Pek çok mektup, boş vere sakıncalı bulunup gönderilmiyor ya da kısmen karalandıktan sonra gönderiliyor. Oysa mahpusun haberleşme hakkı, en kutsal haklarından biri
Hüseyin Aykol
Hasan Umut Özer, Karabük T Tipi Cezaevi’ndeyken bana bir mektup göndermek istiyor. Mektupta üç husus var: Birlikte kalmakta oldukları Fuat Bor’un babasının vefat ettiği, Şerzan Kurt öykü yarışmasına nasıl katılabilecekleri ve yan odada bulunan kadın mahpuslarla mektup üzerinden haberleşme haklarının engellendiği. Yani yarım sayfa bile etmeyen bu üç husus cezaevi idaresi tarafından sakıncalı bulunup, mektubun bana gönderilmemesine karar veriliyor.
Mektubun gönderilmemesi konusunda İnfaz Hakimliği’ne yaptığı itiraz da kabul edilmeyince, H. Umut Özer, bu kez Anayasa Mahkemesi’ne başvurmuş. AYM, böylesi durumun haberleşme hakkının ihlal edildiğine karar veriyor.

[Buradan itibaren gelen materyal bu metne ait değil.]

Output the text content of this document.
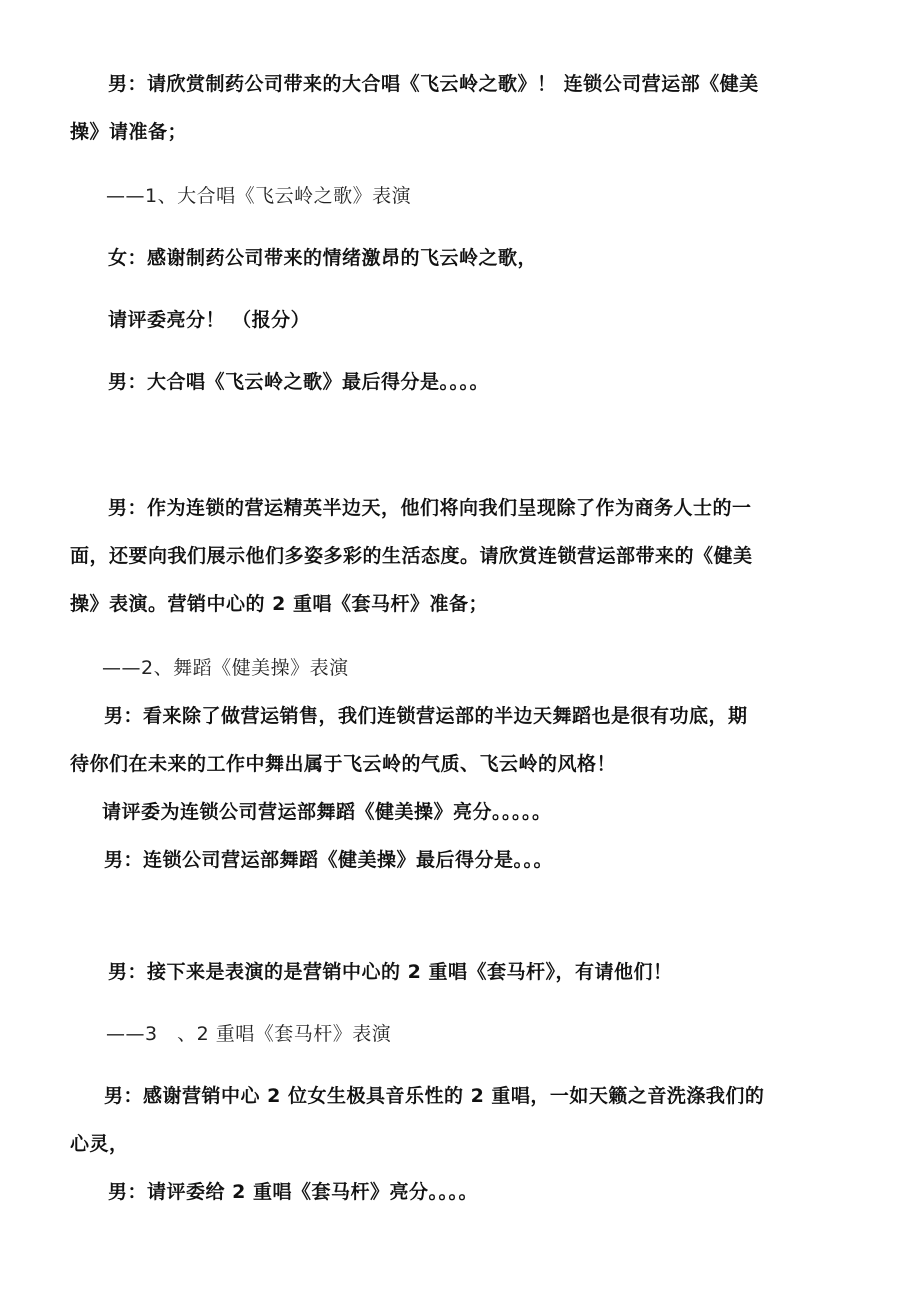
男：请欣赏制药公司带来的大合唱《飞云岭之歌》！ 连锁公司营运部《健美
操》请准备；
——1、大合唱《飞云岭之歌》表演
女：感谢制药公司带来的情绪激昂的飞云岭之歌，
请评委亮分！ （报分）
男：大合唱《飞云岭之歌》最后得分是。。。。
男：作为连锁的营运精英半边天，他们将向我们呈现除了作为商务人士的一
面，还要向我们展示他们多姿多彩的生活态度。请欣赏连锁营运部带来的《健美
操》表演。营销中心的 2 重唱《套马杆》准备；
——2、舞蹈《健美操》表演
男：看来除了做营运销售，我们连锁营运部的半边天舞蹈也是很有功底，期
待你们在未来的工作中舞出属于飞云岭的气质、飞云岭的风格！
请评委为连锁公司营运部舞蹈《健美操》亮分。。。。。
男：连锁公司营运部舞蹈《健美操》最后得分是。。。
男：接下来是表演的是营销中心的 2 重唱《套马杆》，有请他们！
——3　、2 重唱《套马杆》表演
男：感谢营销中心 2 位女生极具音乐性的 2 重唱，一如天籁之音洗涤我们的
心灵，
男：请评委给 2 重唱《套马杆》亮分。。。。
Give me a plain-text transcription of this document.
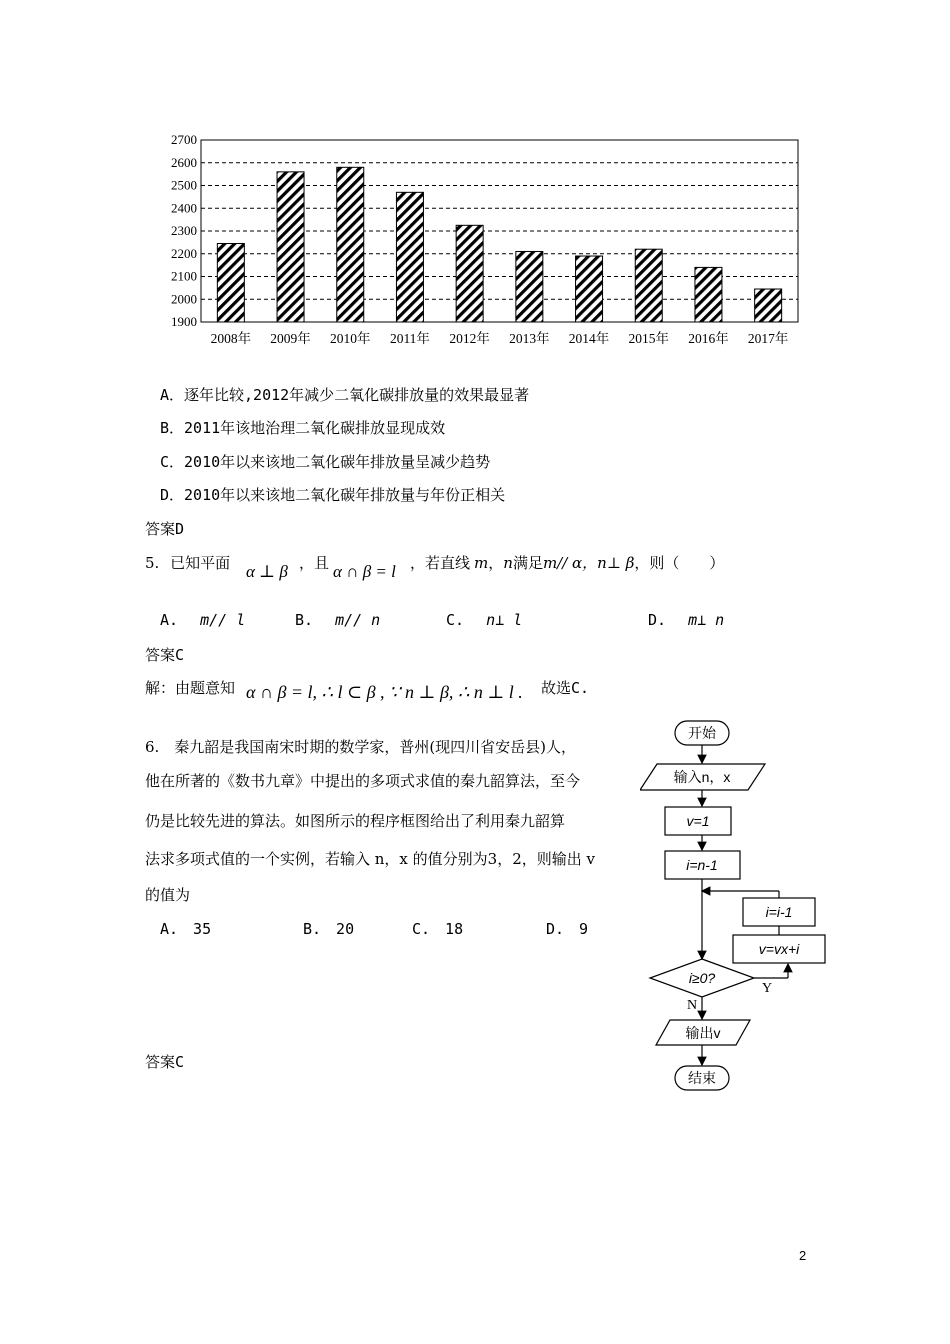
1900
2000
2100
2200
2300
2400
2500
2600
2700
2008年 2009年 2010年 2011年 2012年 2013年 2014年 2015年 2016年 2017年
A．逐年比较,2012年减少二氧化碳排放量的效果最显著
B．2011年该地治理二氧化碳排放显现成效
C．2010年以来该地二氧化碳年排放量呈减少趋势
D．2010年以来该地二氧化碳年排放量与年份正相关
答案D
5. 已知平面 α ⊥ β ，且 α ∩ β = l ，若直线 m，n满足m// α，n⊥ β，则（　　）
A. m// l	B. m// n	C. n⊥ l	D. m⊥ n
答案C
解：由题意知 α ∩ β = l, ∴ l ⊂ β , ∵ n ⊥ β, ∴ n ⊥ l . 故选C.
6.　秦九韶是我国南宋时期的数学家，普州(现四川省安岳县)人，
他在所著的《数书九章》中提出的多项式求值的秦九韶算法，至今
仍是比较先进的算法。如图所示的程序框图给出了利用秦九韶算
法求多项式值的一个实例，若输入 n，x 的值分别为3，2，则输出 v
的值为
A.　35	B.　20	C.　18	D.　9
答案C
开始
输入n，x
v=1
i=n-1
i=i-1
v=vx+i
i≥0?
Y
N
输出v
结束
2
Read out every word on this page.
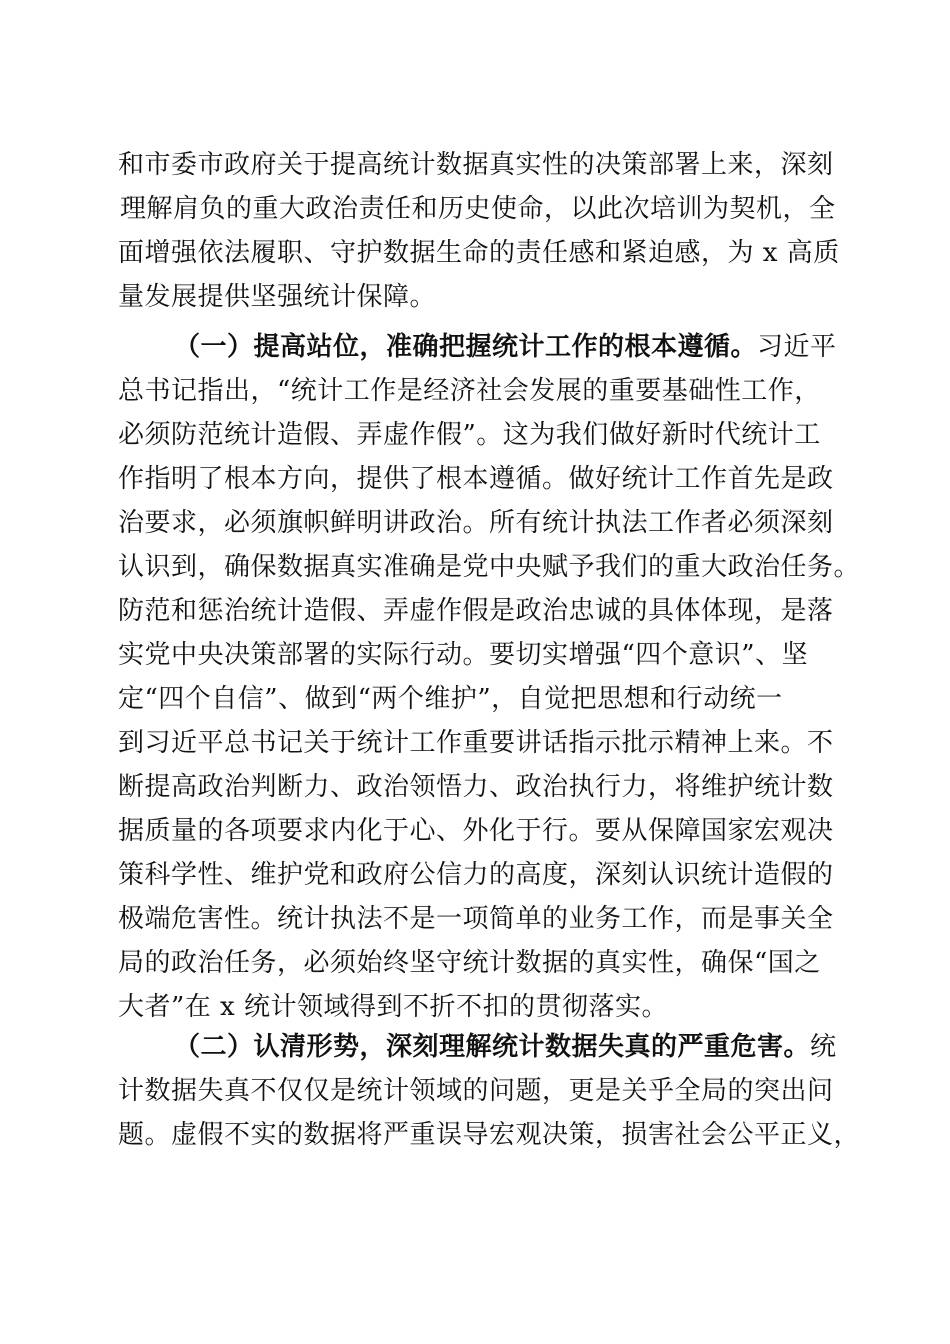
和市委市政府关于提高统计数据真实性的决策部署上来，深刻
理解肩负的重大政治责任和历史使命，以此次培训为契机，全
面增强依法履职、守护数据生命的责任感和紧迫感，为 x 高质
量发展提供坚强统计保障。
（一）提高站位，准确把握统计工作的根本遵循。习近平
总书记指出，“统计工作是经济社会发展的重要基础性工作，
必须防范统计造假、弄虚作假”。这为我们做好新时代统计工
作指明了根本方向，提供了根本遵循。做好统计工作首先是政
治要求，必须旗帜鲜明讲政治。所有统计执法工作者必须深刻
认识到，确保数据真实准确是党中央赋予我们的重大政治任务。
防范和惩治统计造假、弄虚作假是政治忠诚的具体体现，是落
实党中央决策部署的实际行动。要切实增强“四个意识”、坚
定“四个自信”、做到“两个维护”，自觉把思想和行动统一
到习近平总书记关于统计工作重要讲话指示批示精神上来。不
断提高政治判断力、政治领悟力、政治执行力，将维护统计数
据质量的各项要求内化于心、外化于行。要从保障国家宏观决
策科学性、维护党和政府公信力的高度，深刻认识统计造假的
极端危害性。统计执法不是一项简单的业务工作，而是事关全
局的政治任务，必须始终坚守统计数据的真实性，确保“国之
大者”在 x 统计领域得到不折不扣的贯彻落实。
（二）认清形势，深刻理解统计数据失真的严重危害。统
计数据失真不仅仅是统计领域的问题，更是关乎全局的突出问
题。虚假不实的数据将严重误导宏观决策，损害社会公平正义，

Kararda başvurucuya 3 bin lira tazminat ödenmesi ve ihlalin sonuçlarının kaldırılması için yeniden yargılama yapılması isteniyor.
Bunun üzerine Karabük İnfaz Hakimliği, 28 Aralık 2022 günü aldığı bir kararla, söz konusu mektubun bana gönderilmesini Karabük T Tipi Cezaevi idaresinden istedi. Cezaevi idaresi, infaz hakimliğinin aldığı bu kararı 15 ay sonra da olsa yerine getirdi ve mektubu bana gönderdi.
Anayasa Mahkemesi’nin almış olduğu bu karar, aslında tüm cezaevi idarelerinin kulağına küpe olmalı! Pek çok mektup, boş vere sakıncalı bulunup gönderilmiyor ya da kısmen karalandıktan sonra gönderiliyor. Oysa mahpusun haberleşme hakkı, en kutsal haklarından biri. Ortada bir suç unsuru varsa, onunla uğraşacak olan o kadar çok mahkeme var ki, bırakın her birim kendi işini yapsın! Cezaevi idarelerinin ve ilgili kurullarının kendini mahkeme yerine koyması doğru değil…
* * *
Bolu F Tipi Cezaevi’nde tutulmakta olan İhsan Balkaş, 18 Aralık 2023 tarihli (yani mektubu üç ay sonra postaya verilmiş) mektubunda şöyle diyor: “Yeni Yaşam ile içeride buluşmamız engelleniyor olsa da, faşizmin içerisi ve dışarısı arasında fazla bir farkın bırakmadığı zulüm, inkar, baskı, yasaklar ve her türlü hukuksuzluğun kurumsallaştığı koşullarda, her türlü bedeli karşılayarak, her şeye rağmen Yeni Yaşam’ın dışarıda varlığını sürdürüyor olması, Apê Musa’nın ardıllarına yakışan bir davranış olduğu gibi, biz içerideki özgürlük tutsaklarına da büyük bir umut ve onur kaynağıdır.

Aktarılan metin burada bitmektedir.